O único voto divergente foi do ministro Luiz Fux, que contestou o enquadramento jurídico dos crimes. Para ele, as ações dos réus “não tinham potencial de conquista de poder e de substituição do governo”, o que excluiria o crime de tentativa de golpe.
O grupo condenado é formado majoritariamente por militares da reserva das Forças Armadas e um agente da Polícia Federal. As penas variam de 7 anos e seis meses a 17 anos de prisão:
- Ângelo Martins Denicoli (major da reserva do Exército): 17 anos em regime fechado.
- Reginaldo Vieira de Abreu (coronel do Exército): 15 anos e seis meses.
- Marcelo Araújo Bormevet (policial federal): 14 anos e seis meses.
- Giancarlo Gomes Rodrigues (subtenente do Exército): 14 anos.
- Ailton Gonçalves Moraes Barros (major da reserva do Exército): 13 anos.
- Guilherme Marques de Almeida (tenente-coronel do Exército): 13 anos e seis meses.
- Carlos Cesar Moretzsohn Rocha, ex-presidente do Instituto Voto Legal: 7 anos e seis meses, em regime semiaberto.
Moretzsohn foi condenado por apenas dois dos crimes: organização criminosa armada e tentativa de abolição violenta do Estado Democrático de Direito. Os demais réus também respondem por golpe de Estado, dano qualificado, deterioração de patrimônio tombado e grave ameaça, além da formação de organização criminosa.
As penas ainda não resultam em prisão imediata: os réus poderão recorrer em liberdade.
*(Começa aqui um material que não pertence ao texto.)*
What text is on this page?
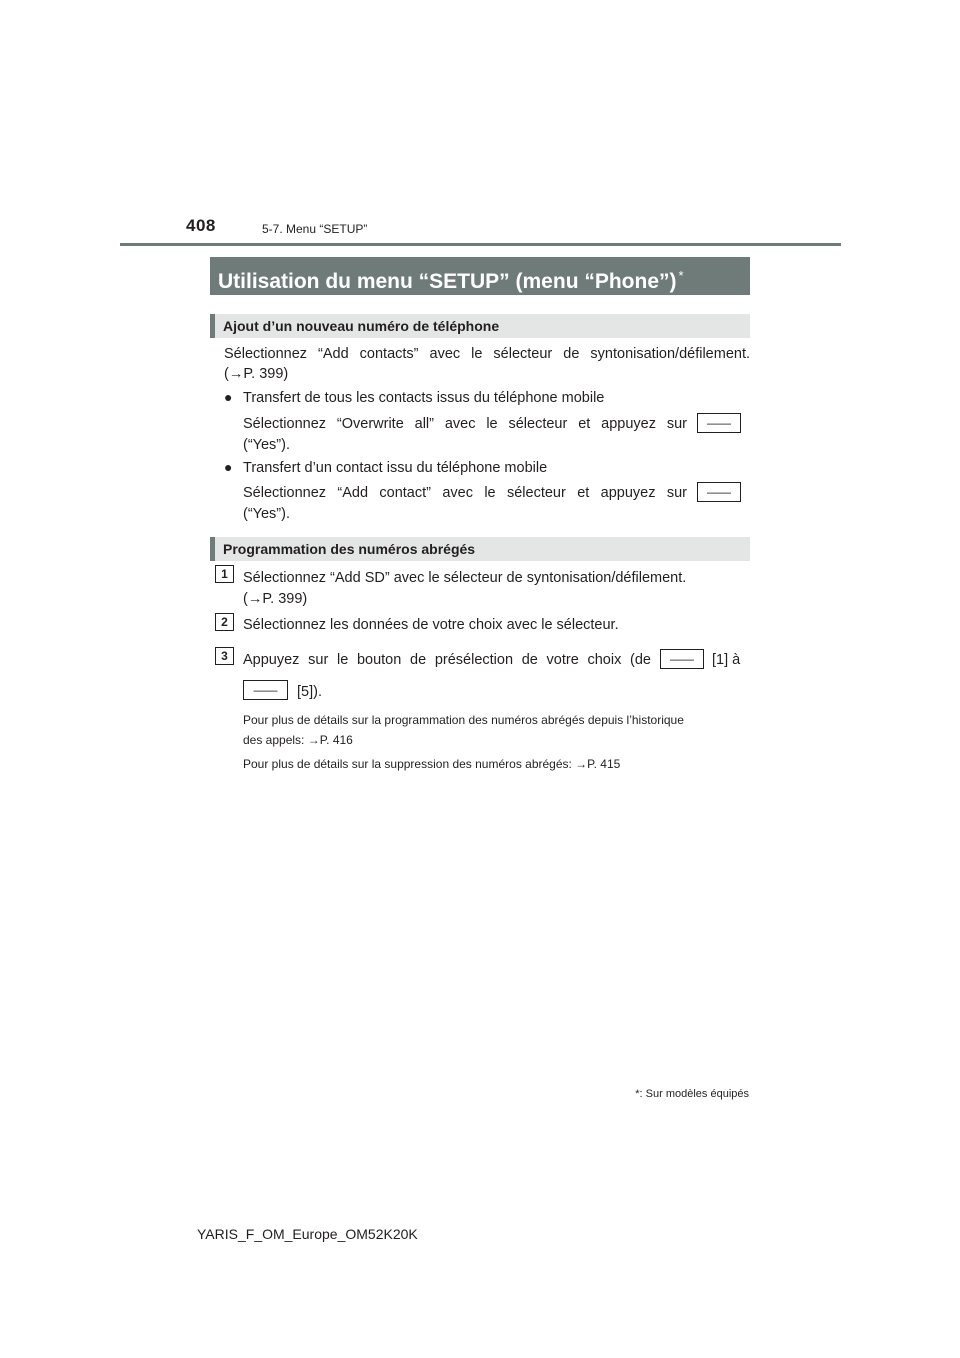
408	5-7. Menu “SETUP”
Utilisation du menu “SETUP” (menu “Phone”) *
Ajout d’un nouveau numéro de téléphone
Sélectionnez “Add contacts” avec le sélecteur de syntonisation/défilement.
(→P. 399)
● Transfert de tous les contacts issus du téléphone mobile
Sélectionnez “Overwrite all” avec le sélecteur et appuyez sur	——
(“Yes”).
● Transfert d’un contact issu du téléphone mobile
Sélectionnez “Add contact” avec le sélecteur et appuyez sur	——
(“Yes”).
Programmation des numéros abrégés
1	Sélectionnez “Add SD” avec le sélecteur de syntonisation/défilement.
(→P. 399)
2	Sélectionnez les données de votre choix avec le sélecteur.
3	Appuyez sur le bouton de présélection de votre choix (de	——	[1] à
——	[5]).
Pour plus de détails sur la programmation des numéros abrégés depuis l’historique
des appels: →P. 416
Pour plus de détails sur la suppression des numéros abrégés: →P. 415
*: Sur modèles équipés
YARIS_F_OM_Europe_OM52K20K
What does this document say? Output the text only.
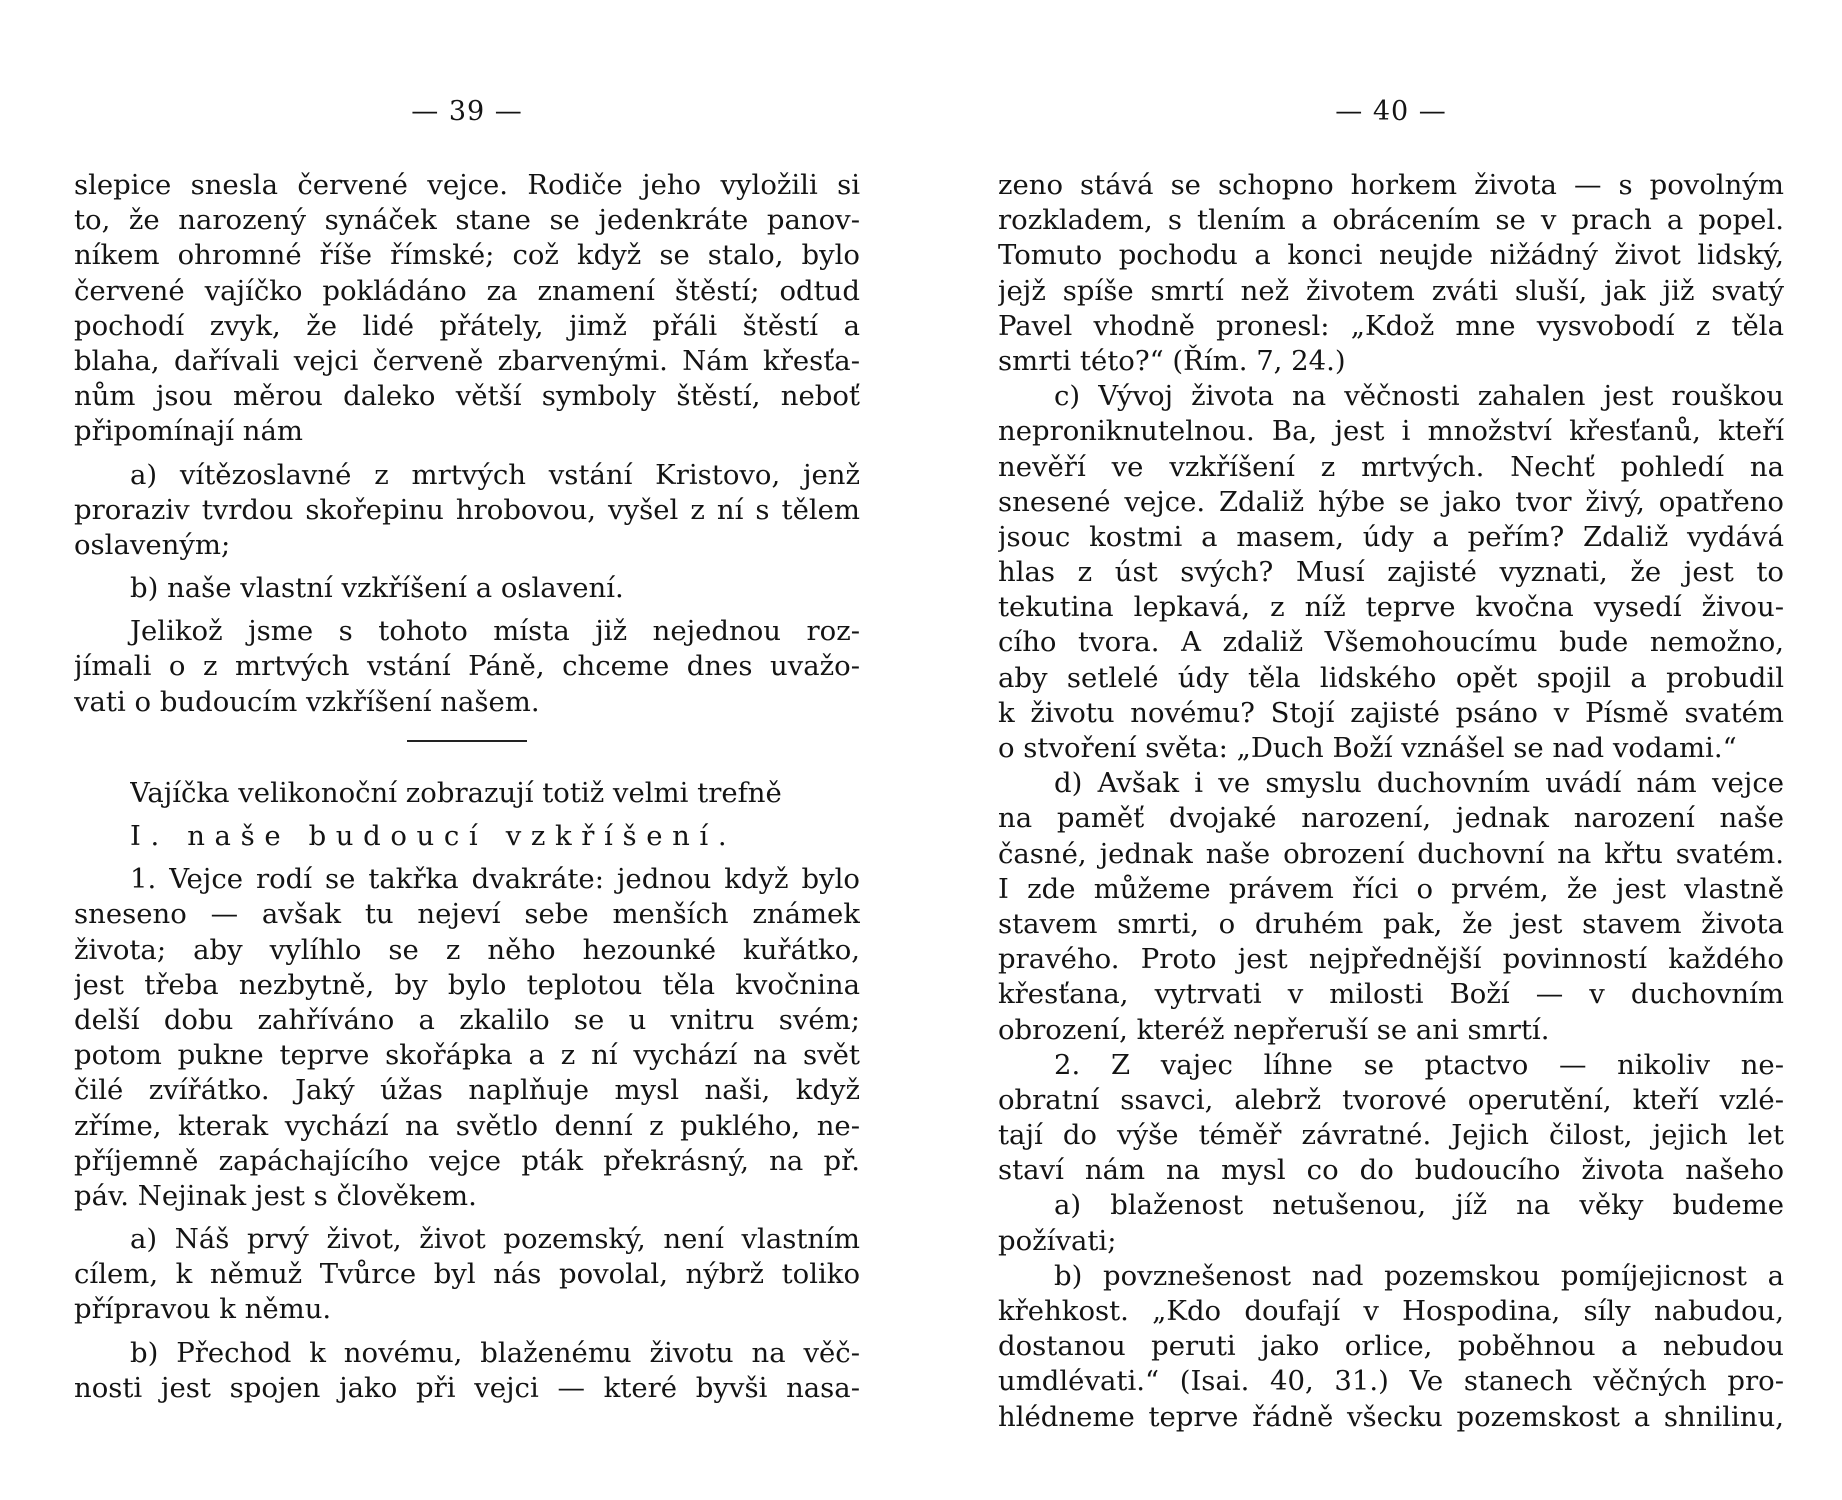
— 39 —
slepice snesla červené vejce. Rodiče jeho vyložili si
to, že narozený synáček stane se jedenkráte panov-
níkem ohromné říše římské; což když se stalo, bylo
červené vajíčko pokládáno za znamení štěstí; odtud
pochodí zvyk, že lidé přátely, jimž přáli štěstí a
blaha, dařívali vejci červeně zbarvenými. Nám křesťa-
nům jsou měrou daleko větší symboly štěstí, neboť
připomínají nám
a) vítězoslavné z mrtvých vstání Kristovo, jenž
proraziv tvrdou skořepinu hrobovou, vyšel z ní s tělem
oslaveným;
b) naše vlastní vzkříšení a oslavení.
Jelikož jsme s tohoto místa již nejednou roz-
jímali o z mrtvých vstání Páně, chceme dnes uvažo-
vati o budoucím vzkříšení našem.
Vajíčka velikonoční zobrazují totiž velmi trefně
I. naše budoucí vzkříšení.
1. Vejce rodí se takřka dvakráte: jednou když bylo
sneseno — avšak tu nejeví sebe menších známek
života; aby vylíhlo se z něho hezounké kuřátko,
jest třeba nezbytně, by bylo teplotou těla kvočnina
delší dobu zahříváno a zkalilo se u vnitru svém;
potom pukne teprve skořápka a z ní vychází na svět
čilé zvířátko. Jaký úžas naplňuje mysl naši, když
zříme, kterak vychází na světlo denní z puklého, ne-
příjemně zapáchajícího vejce pták překrásný, na př.
páv. Nejinak jest s člověkem.
a) Náš prvý život, život pozemský, není vlastním
cílem, k němuž Tvůrce byl nás povolal, nýbrž toliko
přípravou k němu.
b) Přechod k novému, blaženému životu na věč-
nosti jest spojen jako při vejci — které byvši nasa-
— 40 —
zeno stává se schopno horkem života — s povolným
rozkladem, s tlením a obrácením se v prach a popel.
Tomuto pochodu a konci neujde nižádný život lidský,
jejž spíše smrtí než životem zváti sluší, jak již svatý
Pavel vhodně pronesl: „Kdož mne vysvobodí z těla
smrti této?“ (Řím. 7, 24.)
c) Vývoj života na věčnosti zahalen jest rouškou
neproniknutelnou. Ba, jest i množství křesťanů, kteří
nevěří ve vzkříšení z mrtvých. Nechť pohledí na
snesené vejce. Zdaliž hýbe se jako tvor živý, opatřeno
jsouc kostmi a masem, údy a peřím? Zdaliž vydává
hlas z úst svých? Musí zajisté vyznati, že jest to
tekutina lepkavá, z níž teprve kvočna vysedí živou-
cího tvora. A zdaliž Všemohoucímu bude nemožno,
aby setlelé údy těla lidského opět spojil a probudil
k životu novému? Stojí zajisté psáno v Písmě svatém
o stvoření světa: „Duch Boží vznášel se nad vodami.“
d) Avšak i ve smyslu duchovním uvádí nám vejce
na paměť dvojaké narození, jednak narození naše
časné, jednak naše obrození duchovní na křtu svatém.
I zde můžeme právem říci o prvém, že jest vlastně
stavem smrti, o druhém pak, že jest stavem života
pravého. Proto jest nejpřednější povinností každého
křesťana, vytrvati v milosti Boží — v duchovním
obrození, kteréž nepřeruší se ani smrtí.
2. Z vajec líhne se ptactvo — nikoliv ne-
obratní ssavci, alebrž tvorové operutění, kteří vzlé-
tají do výše téměř závratné. Jejich čilost, jejich let
staví nám na mysl co do budoucího života našeho
a) blaženost netušenou, jíž na věky budeme
požívati;
b) povznešenost nad pozemskou pomíjejicnost a
křehkost. „Kdo doufají v Hospodina, síly nabudou,
dostanou peruti jako orlice, poběhnou a nebudou
umdlévati.“ (Isai. 40, 31.) Ve stanech věčných pro-
hlédneme teprve řádně všecku pozemskost a shnilinu,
No entanto, todos eles foram declarados inelegíveis por oito anos após o cumprimento da pena.
Maioria do STF julgou que os réus propagaram "teorias conspiratórias" com o objetivo de desestabilizar a democracia e provocar quebra institucional
Desinformação como arma
Segundo a acusação da PGR, os réus teriam participado de uma estrutura coordenada de desinformação digital com o propósito de minar a credibilidade das urnas eletrônicas, propagar teorias conspiratórias sobre fraude eleitoral e incitar a população à ruptura institucional. Parte do conteúdo teria sido distribuído em redes sociais, aplicativos de mensagens e por meio de entidades como o Instituto Voto Legal, sob a liderança de Moretzsohn.
Durante os protestos que culminaram na invasão e depredação dos prédios dos Três Poderes em 8 de janeiro de 2023, membros do Núcleo 4 teriam agido para fomentar os atos violentos, motivados por uma suposta “intervenção militar constitucional”.
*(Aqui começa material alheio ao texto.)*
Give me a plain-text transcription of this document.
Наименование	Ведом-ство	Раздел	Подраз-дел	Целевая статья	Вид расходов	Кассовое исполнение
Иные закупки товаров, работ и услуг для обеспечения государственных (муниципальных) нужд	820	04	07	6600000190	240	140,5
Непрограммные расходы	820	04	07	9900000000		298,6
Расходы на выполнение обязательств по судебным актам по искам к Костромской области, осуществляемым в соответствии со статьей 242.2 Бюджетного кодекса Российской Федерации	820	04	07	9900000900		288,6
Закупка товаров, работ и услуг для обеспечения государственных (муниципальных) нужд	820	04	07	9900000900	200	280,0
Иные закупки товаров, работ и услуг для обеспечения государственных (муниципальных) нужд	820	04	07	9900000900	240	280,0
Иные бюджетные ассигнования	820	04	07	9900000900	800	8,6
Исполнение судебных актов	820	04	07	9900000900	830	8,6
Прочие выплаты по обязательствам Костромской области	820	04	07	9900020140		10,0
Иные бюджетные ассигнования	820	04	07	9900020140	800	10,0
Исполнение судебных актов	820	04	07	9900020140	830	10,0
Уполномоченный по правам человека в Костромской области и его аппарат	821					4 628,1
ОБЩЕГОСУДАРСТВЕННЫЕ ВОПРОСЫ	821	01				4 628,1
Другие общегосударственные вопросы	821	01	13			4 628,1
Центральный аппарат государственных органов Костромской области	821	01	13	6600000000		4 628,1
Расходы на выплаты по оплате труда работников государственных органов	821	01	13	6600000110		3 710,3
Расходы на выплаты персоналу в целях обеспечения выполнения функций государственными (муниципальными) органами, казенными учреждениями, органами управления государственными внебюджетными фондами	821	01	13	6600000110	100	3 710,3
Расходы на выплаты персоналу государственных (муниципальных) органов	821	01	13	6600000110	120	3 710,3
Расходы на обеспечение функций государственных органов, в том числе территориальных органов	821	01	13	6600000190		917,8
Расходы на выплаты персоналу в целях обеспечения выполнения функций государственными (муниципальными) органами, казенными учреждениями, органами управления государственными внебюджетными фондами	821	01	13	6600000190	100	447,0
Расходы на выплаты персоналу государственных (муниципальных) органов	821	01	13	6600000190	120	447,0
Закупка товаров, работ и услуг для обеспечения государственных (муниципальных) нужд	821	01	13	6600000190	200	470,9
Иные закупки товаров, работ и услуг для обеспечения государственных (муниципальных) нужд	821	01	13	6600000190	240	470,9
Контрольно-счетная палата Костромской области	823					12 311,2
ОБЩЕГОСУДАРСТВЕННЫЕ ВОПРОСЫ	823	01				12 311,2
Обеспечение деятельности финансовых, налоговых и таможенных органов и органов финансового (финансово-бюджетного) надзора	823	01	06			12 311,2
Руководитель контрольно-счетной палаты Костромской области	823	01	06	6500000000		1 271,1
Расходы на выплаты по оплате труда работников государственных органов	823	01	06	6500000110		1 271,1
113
Por conta dos danos materiais causados na ocasião, os sete réus foram condenados, de forma solidária, ao pagamento de R$ 30 milhões – montante que será dividido com outros condenados envolvidos nos mesmos ataques.
Implicações militares
Os militares condenados ainda poderão ser submetidos a julgamento no Superior Tribunal Militar (STM), em ações autônomas para a eventual perda do oficialato. A jurisprudência atual permite que condenações civis sejam utilizadas como fundamento para exclusão da carreira militar em casos de atentado contra a Constituição.
O Ministério da Defesa ainda não se manifestou oficialmente sobre as condenações. O Exército Brasileiro afirmou que só se pronunciará após o trânsito em julgado das sentenças.
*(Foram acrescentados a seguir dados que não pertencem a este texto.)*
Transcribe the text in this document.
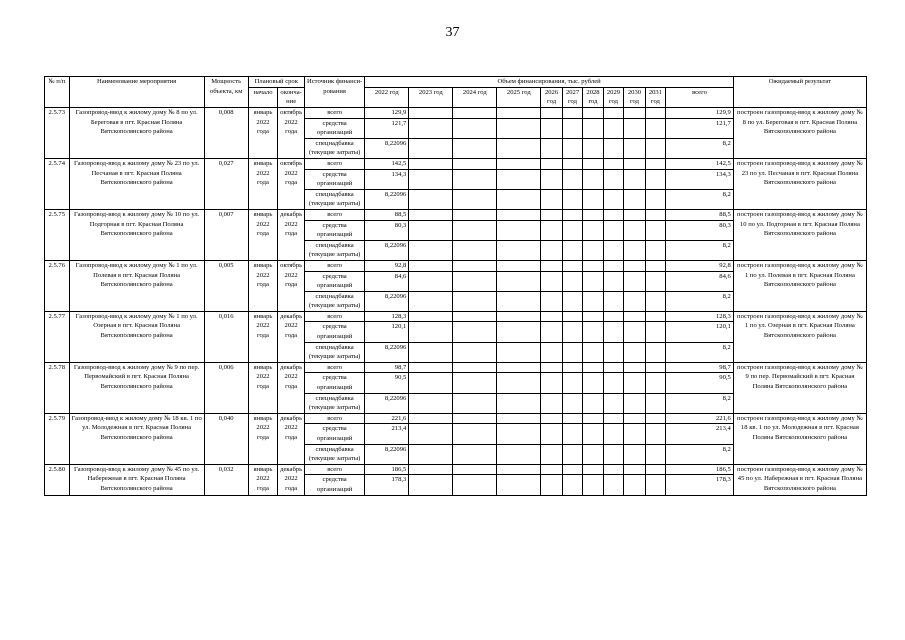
37
№ п/п	Наименование мероприятия	Мощность объекта, км	Плановый срок		Источник финанси-рования	Объем финансирования, тыс. рублей											Ожидаемый результат
			начало	оконча-ние		2022 год	2023 год	2024 год	2025 год	2026 год	2027 год	2028 год	2029 год	2030 год	2031 год	всего	
2.5.73	Газопровод-ввод к жилому дому № 8 по ул. Береговая в пгт. Красная Поляна Вятскополянского района	0,008	январь 2022 года	октябрь 2022 года	всего	129,9										129,9	построен газопровод-ввод к жилому дому № 8 по ул. Береговая в пгт. Красная Поляна Вятскополянского района
					средства организаций	121,7										121,7	
					спецнадбавка (текущие затраты)	8,22096										8,2	
2.5.74	Газопровод-ввод к жилому дому № 23 по ул. Песчаная в пгт. Красная Поляна Вятскополянского района	0,027	январь 2022 года	октябрь 2022 года	всего	142,5										142,5	построен газопровод-ввод к жилому дому № 23 по ул. Песчаная в пгт. Красная Поляна Вятскополянского района
					средства организаций	134,3										134,3	
					спецнадбавка (текущие затраты)	8,22096										8,2	
2.5.75	Газопровод-ввод к жилому дому № 10 по ул. Подгорная в пгт. Красная Поляна Вятскополянского района	0,007	январь 2022 года	декабрь 2022 года	всего	88,5										88,5	построен газопровод-ввод к жилому дому № 10 по ул. Подгорная в пгт. Красная Поляна Вятскополянского района
					средства организаций	80,3										80,3	
					спецнадбавка (текущие затраты)	8,22096										8,2	
2.5.76	Газопровод-ввод к жилому дому № 1 по ул. Полевая в пгт. Красная Поляна Вятскополянского района	0,005	январь 2022 года	октябрь 2022 года	всего	92,8										92,8	построен газопровод-ввод к жилому дому № 1 по ул. Полевая в пгт. Красная Поляна Вятскополянского района
					средства организаций	84,6										84,6	
					спецнадбавка (текущие затраты)	8,22096										8,2	
2.5.77	Газопровод-ввод к жилому дому № 1 по ул. Озерная в пгт. Красная Поляна Вятскополянского района	0,016	январь 2022 года	декабрь 2022 года	всего	128,3										128,3	построен газопровод-ввод к жилому дому № 1 по ул. Озерная в пгт. Красная Поляна Вятскополянского района
					средства организаций	120,1										120,1	
					спецнадбавка (текущие затраты)	8,22096										8,2	
2.5.78	Газопровод-ввод к жилому дому № 9 по пер. Первомайский в пгт. Красная Поляна Вятскополянского района	0,006	январь 2022 года	декабрь 2022 года	всего	98,7										98,7	построен газопровод-ввод к жилому дому № 9 по пер. Первомайский в пгт. Красная Поляна Вятскополянского района
					средства организаций	90,5										90,5	
					спецнадбавка (текущие затраты)	8,22096										8,2	
2.5.79	Газопровод-ввод к жилому дому № 18 кв. 1 по ул. Молодежная в пгт. Красная Поляна Вятскополянского района	0,040	январь 2022 года	декабрь 2022 года	всего	221,6										221,6	построен газопровод-ввод к жилому дому № 18 кв. 1 по ул. Молодежная в пгт. Красная Поляна Вятскополянского района
					средства организаций	213,4										213,4	
					спецнадбавка (текущие затраты)	8,22096										8,2	
2.5.80	Газопровод-ввод к жилому дому № 45 по ул. Набережная в пгт. Красная Поляна Вятскополянского района	0,032	январь 2022 года	декабрь 2022 года	всего	186,5										186,5	построен газопровод-ввод к жилому дому № 45 по ул. Набережная в пгт. Красная Поляна Вятскополянского района
					средства организаций	178,3										178,3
Rachaduras internas no STF
A condenação também evidenciou tensões dentro do Supremo Tribunal Federal. Após divergir do entendimento da maioria, o ministro Luiz Fux solicitou, ainda durante a sessão, sua transferência da Primeira para a Segunda Turma, mas pediu para continuar participando dos julgamentos dos próximos núcleos da trama golpista.
O pedido gerou controvérsia. O presidente da Primeira Turma, Flávio Dino, respondeu que consultará o presidente da Corte, Edson Fachin, sobre a possibilidade de Fux permanecer excepcionalmente nos casos pendentes, mesmo após a migração para outro colegiado. O regimento interno do STF é omisso sobre a situação, o que abre espaço para disputas administrativas.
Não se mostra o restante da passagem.